However, as with any tool, when they are not understood or properly used they can be destructive to ourselves and others. People who are disconnected from their emotions can easily become domineering, manipulative, or sociopathic . Conversely, those who are connected to their emotions but who lack control of them can easily become dominated, manipulated, or victim to the ebb and flow of their feelings . To use our emotional compass wisely, we must wed our feelings to our intellect.
To properly use your emotions, follow these steps:
- emotional-awareness – Specifically identify the feelings that you are having. Don’t settle for “I feel bad” or “I feel good.” What are you feeling specifically?
- thought discovery – What thoughts are the source of the feeling you are having? If the emotional response is negative, what core belief/s do you hold that allowed these thoughts to arise?
- transmutation – re-frame the circumstances and replace the limiting beliefs into a more positive orientation that leaves you feeling more empowered.
- motivation – use your new emotional intelligence to add power to your actions and to support those around you through empathy.
It is also important to remember that all emotions are useful. Anger, fear, sadness, and disgust are just as useful to us as appreciation, hope, and joy . Fear prevents us from making decisions that carry excessive risk. Anger inspires us to change things that are no longer serving us. Problems only arise when we allow our unpleasant emotions to dominate our experience.
It may also be helpful to understand why we feel different emotions. Each of the fundamental emotions arises from a particular interpretation of events. Confidence is the belief in your worthiness. Joy arises from the present-moment appreciation of what you desire. Excitement is the anticipation of what you desire likely happening. Hope is also the anticipation of what you desire likely happening, but implies a potential that it may not happen. Fear is the belief in the anticipation of what you do not desire likely happening or the likelihood of losing something highly valued. Sadness arises from the belief that you already have lost something highly valued. Frustration or anger arises when you feel something is unfair or unjust. Shame is the belief in your unworthiness.
So when becoming aware of these emotional states, ask yourself: what do I value that is being threatened that is prompting my fear? What do I feel I have lost that is prompting my sorrow? What do I think is unfair that is inspiring anger in me? And most importantly, how can I see this situation differently?
Shadow Work and Individuation
The emotional traumas that people often experience as children in an attempt to comply with the demands of their parents and immediate social environment to gain approval and acceptance is usually dormant deep within their psyche. Despite not being consciously aware of these painful emotional memories, they are a key governing force in a person’s life.
As the famed psychologist, Carl Jung, stated:
Until you make the unconscious conscious, it will direct your life and you will call it fate
Jung referred to this process as one of individuation. This is the process that allows an individual to discard the mental programming that they adopted to survive in the world as a child, and construct a new paradigm that is in full harmony with their true authentic desires and expression as a person. This is the magnum opus, or great work, that has been shared through esoteric traditions throughout history. It was referred to as Alchemy in the middle ages and has evolved into the discipline of psychology today.

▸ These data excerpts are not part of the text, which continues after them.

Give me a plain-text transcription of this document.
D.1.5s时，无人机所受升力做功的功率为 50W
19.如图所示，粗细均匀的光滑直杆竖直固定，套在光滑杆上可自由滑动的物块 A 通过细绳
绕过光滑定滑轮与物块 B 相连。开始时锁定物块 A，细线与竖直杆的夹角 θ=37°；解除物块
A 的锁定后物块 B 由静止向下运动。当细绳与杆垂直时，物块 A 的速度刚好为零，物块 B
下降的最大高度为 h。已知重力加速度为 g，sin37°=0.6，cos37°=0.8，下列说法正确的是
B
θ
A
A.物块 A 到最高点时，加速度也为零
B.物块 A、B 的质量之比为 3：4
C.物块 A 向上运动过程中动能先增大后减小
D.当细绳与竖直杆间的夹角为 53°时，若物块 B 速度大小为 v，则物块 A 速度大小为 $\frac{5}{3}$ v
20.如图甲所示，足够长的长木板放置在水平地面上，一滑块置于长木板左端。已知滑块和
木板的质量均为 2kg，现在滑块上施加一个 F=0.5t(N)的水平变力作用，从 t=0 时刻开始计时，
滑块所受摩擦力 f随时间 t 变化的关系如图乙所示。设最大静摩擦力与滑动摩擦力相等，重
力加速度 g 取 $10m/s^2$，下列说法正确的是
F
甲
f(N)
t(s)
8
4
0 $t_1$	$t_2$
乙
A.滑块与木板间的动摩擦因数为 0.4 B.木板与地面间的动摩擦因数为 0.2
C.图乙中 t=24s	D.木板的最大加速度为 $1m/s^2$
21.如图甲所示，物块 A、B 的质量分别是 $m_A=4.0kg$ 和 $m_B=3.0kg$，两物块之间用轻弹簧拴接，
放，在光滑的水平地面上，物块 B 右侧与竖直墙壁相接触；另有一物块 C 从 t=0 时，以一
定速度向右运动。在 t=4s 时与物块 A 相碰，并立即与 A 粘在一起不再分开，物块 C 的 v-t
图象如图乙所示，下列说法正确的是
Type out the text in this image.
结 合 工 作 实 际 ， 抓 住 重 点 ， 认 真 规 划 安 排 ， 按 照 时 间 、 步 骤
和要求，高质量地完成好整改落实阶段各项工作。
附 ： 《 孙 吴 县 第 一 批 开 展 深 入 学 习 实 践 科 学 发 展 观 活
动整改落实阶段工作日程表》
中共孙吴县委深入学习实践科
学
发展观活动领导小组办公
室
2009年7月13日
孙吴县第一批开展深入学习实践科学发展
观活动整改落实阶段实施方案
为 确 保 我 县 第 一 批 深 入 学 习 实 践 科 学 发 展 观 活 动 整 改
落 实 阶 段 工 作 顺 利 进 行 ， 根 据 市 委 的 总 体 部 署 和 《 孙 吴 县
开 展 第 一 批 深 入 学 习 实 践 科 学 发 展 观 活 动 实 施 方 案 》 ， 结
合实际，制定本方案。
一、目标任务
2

Where is the greatest discord in your life?
What emotions and beliefs are at the foundation of this part of your life that may not be serving your highest expression and fulfillment?
To healthily blossom into the unique individual you choose to be requires that you learn how to effectively communicate with others. Please watch the following video of Jef Gazley discuss how to communicate assertively here. The key distinction between the 3 communication styles [aggressive/assertive/passive] is your level of consideration of all people involved. Those with an aggressive style care excessively about their needs and deficiently for those of others involved. Those that are passive care excessively about others needs and deficiently for their own. Assertiveness is the most mature communication style as it is characterized by caring deeply for the needs of all involved, leading to win-win solutions when faced with challenges.